Der chinesische Markt wird nicht nur immer wichtiger, er wird auch immer komplizierter. Viele deutsche Manager fragen sich, wie lange ihre Benzin- und Diesel-Limousinen noch in Chinas Millionen-Metropolen gelassen werden. Der Zeitpunkt, an dem nur noch emissionsfreie Elektroautos durchgewunken werden, wird kommen - eher früher als später. Dazu kommt: Gerade jetzt, wo der europäische Markt am Boden liegt, sind auch die Nachrichten aus China nicht mehr ganz so beruhigend wie in den vergangenen Jahren. Die Stimmung kippt, der Markt für Luxusautos dürfte sich abkühlen. Und Experten rechnen nur noch mit einem Wachstum von zehn Prozent für Premiumwagen. Zehn Prozent klingt viel, wenn man an Europa denkt. Für China ist das wenig.

Audi und VW haben früh auf China gesetzt, das hilft heute. "Wir sind mittlerweile seit 25 Jahren in China zuhause", sagt Stadler. "Wir haben uns dort das sehr ambitioniertes Ziel gesetzt, 700.000 Einheiten pro Jahr in China zu verkaufen." Aber Stadler muss auch eingestehen: "Das, was wir in China den Wettbewerbern an Nasenlänge voraus sind, sind sie uns halt in den USA voraus. Also werden wir dort natürlich versuchen zu wachsen."

Elf Milliarden Euro will Audi in den nächsten Jahren in neue Technologien, Produkte und Standorte investieren. Darunter auch: das neue Werk in San José Chiapa in Mexiko, wo von 2016 an Geländewagen gebaut werden sollen. "Wenn wir nach Deutschland gucken, dann kostet Sie eine Automobilstunde in der Fertigung zwischen 40 und 50 Euro", so die Rechnung des Autobosses. "Wenn Sie nach Mexiko gucken, dann kostet Sie eine Fertigungsstunde in der Größenordnung zwischen sieben und zehn Euro." Und, der Vorteil: Von Mexiko aus können die Autos ohne lästige Einfuhrzölle auch auf den wichtigen US-Markt gebracht werden. China, Mexiko - geht das nun alles zu Lasten der Standorte in Deutschland? Stadler sagt: nein. "Die Produktivitätsfortschritte, die hier in Deutschland gemacht wurden in den letzten zehn Jahren, haben schon dazu geführt, dass wir wettbewerbsfähig geblieben sind."

Audi muss liefern

So bleibt die alte erste Heimat wohl auch in Zukunft erst einmal die erste Heimat. Auch wenn der Konzern immer öfter seiner Autos außerhalb Europas bauen wird - gerade in Zeiten, in denen Märkte wie Italien vor sich hin dümpeln. "Momentan werden kleinere Brötchen gebacken", so Stadler. "Wenn die Gesamtmärkte nicht da sind, wird man weniger Autos verkaufen in Europa." Ruhig wird es also nicht für den Audi-Chef. Auch nicht, wenn er dann wieder zurück ist aus Shanghai.

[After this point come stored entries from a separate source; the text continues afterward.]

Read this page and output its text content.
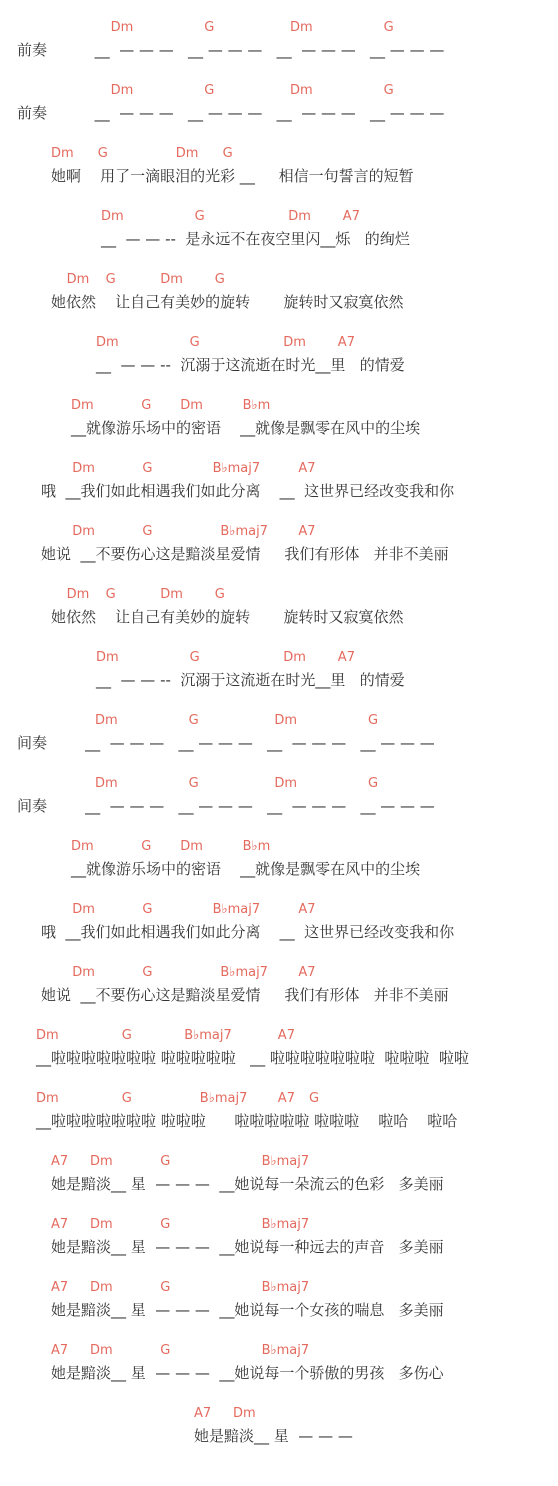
前奏          __  — — —   __ — — —   __  — — —   __ — — —
Dm	G	Dm	G
前奏          __  — — —   __ — — —   __  — — —   __ — — —
Dm	G	Dm	G
她啊    用了一滴眼泪的光彩 __     相信一句誓言的短暂
Dm G	Dm G
__  — — --  是永远不在夜空里闪__烁   的绚烂
Dm	G	Dm A7
她依然    让自己有美妙的旋转       旋转时又寂寞依然
Dm G	Dm G
__  — — --  沉溺于这流逝在时光__里   的情爱
Dm	G	Dm A7
__就像游乐场中的密语    __就像是飘零在风中的尘埃
Dm	G Dm	B♭m
哦  __我们如此相遇我们如此分离    __  这世界已经改变我和你
Dm	G	B♭maj7	A7
她说  __不要伤心这是黯淡星爱情     我们有形体   并非不美丽
Dm	G	B♭maj7 A7
她依然    让自己有美妙的旋转       旋转时又寂寞依然
Dm G	Dm G
__  — — --  沉溺于这流逝在时光__里   的情爱
Dm	G	Dm A7
间奏        __  — — —   __ — — —   __  — — —   __ — — —
Dm	G	Dm	G
间奏        __  — — —   __ — — —   __  — — —   __ — — —
Dm	G	Dm	G
__就像游乐场中的密语    __就像是飘零在风中的尘埃
Dm	G Dm	B♭m
哦  __我们如此相遇我们如此分离    __  这世界已经改变我和你
Dm	G	B♭maj7	A7
她说  __不要伤心这是黯淡星爱情     我们有形体   并非不美丽
Dm	G	B♭maj7 A7
__啦啦啦啦啦啦啦 啦啦啦啦啦   __ 啦啦啦啦啦啦啦  啦啦啦  啦啦
Dm	G	B♭maj7	A7
__啦啦啦啦啦啦啦 啦啦啦      啦啦啦啦啦 啦啦啦    啦哈    啦哈
Dm	G	B♭maj7 A7 G
她是黯淡__ 星  — — —  __她说每一朵流云的色彩   多美丽
A7 Dm	G	B♭maj7
她是黯淡__ 星  — — —  __她说每一种远去的声音   多美丽
A7 Dm	G	B♭maj7
她是黯淡__ 星  — — —  __她说每一个女孩的喘息   多美丽
A7 Dm	G	B♭maj7
她是黯淡__ 星  — — —  __她说每一个骄傲的男孩   多伤心
A7 Dm	G	B♭maj7
她是黯淡__ 星  — — —
A7 Dm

Es ist noch gar nicht so lange her, da hatte VW-Chef Martin Winterkorn den halben Audi-Vorstand ausgetauscht. Stadler durfte auf seinem Platz bleiben. Aber es war ein klares Signal: Audi muss liefern. Man werde "weiter intensiv gucken", sagte Stadler am Mittwoch beim "Forum Manager" in Ingolstadt. Es sei "auch Kultur bei uns innerhalb des Volkswagen-Konzerns, dass wir mit diesen Entscheidungen sehr, sehr professionell umgehen". Sehr diplomatisch formuliert.